Miranda, who moved from India to Prince George’s County about three years ago, enjoys playing with the 60-plus crowd. They all have different games, he says, and it inspires him to get better.
“It’s especially fun when someone like 55, 60, like really beats you or like kicks your ass,” Miranda says. “Maybe they’re not as fast on their feet, but they have a cracking game … and can make me run around.”
“I’m going to be surprised if I’m half as good as these guys when I’m their age,” he adds. “I don’t even know if I expect to play when I’m in my 60s.”
Daryl Hill plans to play for as long as he possibly can. The 62-year-old from Baltimore travels down to D.C. to compete in WDCTT leagues about once or twice every couple months and in the local tournaments throughout the year.
In 2017, he went to Birmingham, Alabama, to compete in table tennis at the National Senior Games, a two-week long, multi-sport competition for athletes aged 50 and over also known as the “Senior Olympics.” Two years later, Hill went to Albuquerque, New Mexico, for the same event, and is currently in the process of trying to qualify for the 2021 Games in Fort Lauderdale, Florida.
“Will any of us be world class players? Absolutely not,” Hill says. “But it’s just to stay healthy and enjoy the game.”
At 57, Ted Vdelson is one of the younger players on Saturdays. He played table tennis in middle school, high school, and seriously in college at the University of Maryland. He hadn’t played competitively since, but got back into it last summer.

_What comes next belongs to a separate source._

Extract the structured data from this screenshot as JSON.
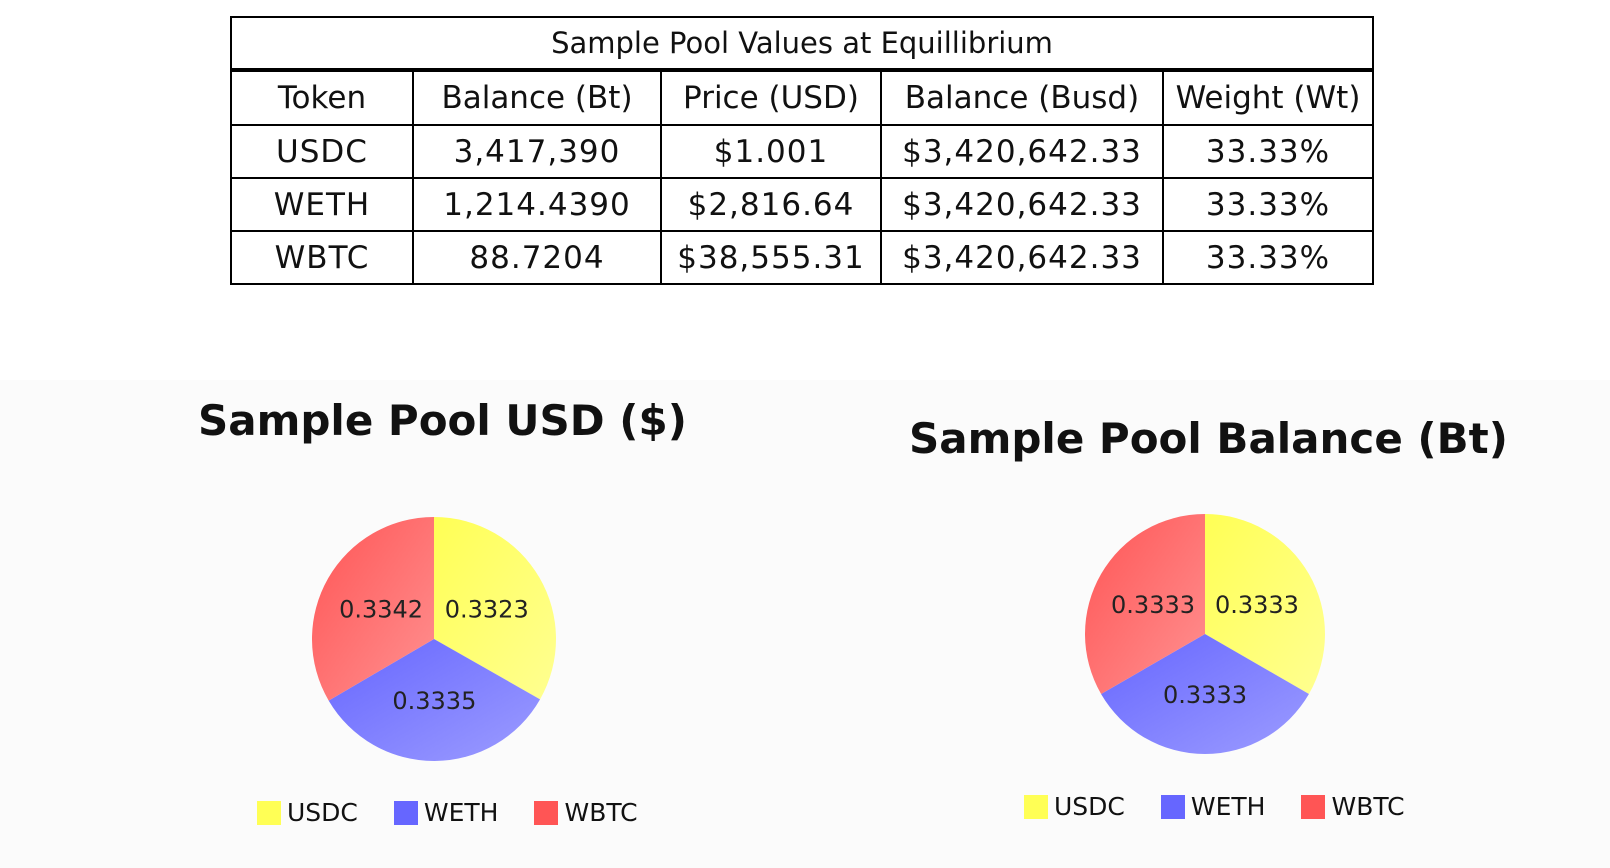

Two years ago, doctors diagnosed Vdelson with multiple sclerosis. In addition to physical therapy and visits to his orthopedist, he takes table tennis lessons with Liu and competes regularly on the weekends at WDCTT. Vdelson says he’s felt stronger since picking up the sport again.
“I’m more fit,” he says. “The first lesson I took with her, I had to stop after 45 minutes … Now, after an hour, I can still keep going.”
None of the Saturday league players envision that they’ll stop playing anytime soon. For them, table tennis is a sport of a lifetime.
“Until the day they carry me out in a casket,” Carothers says.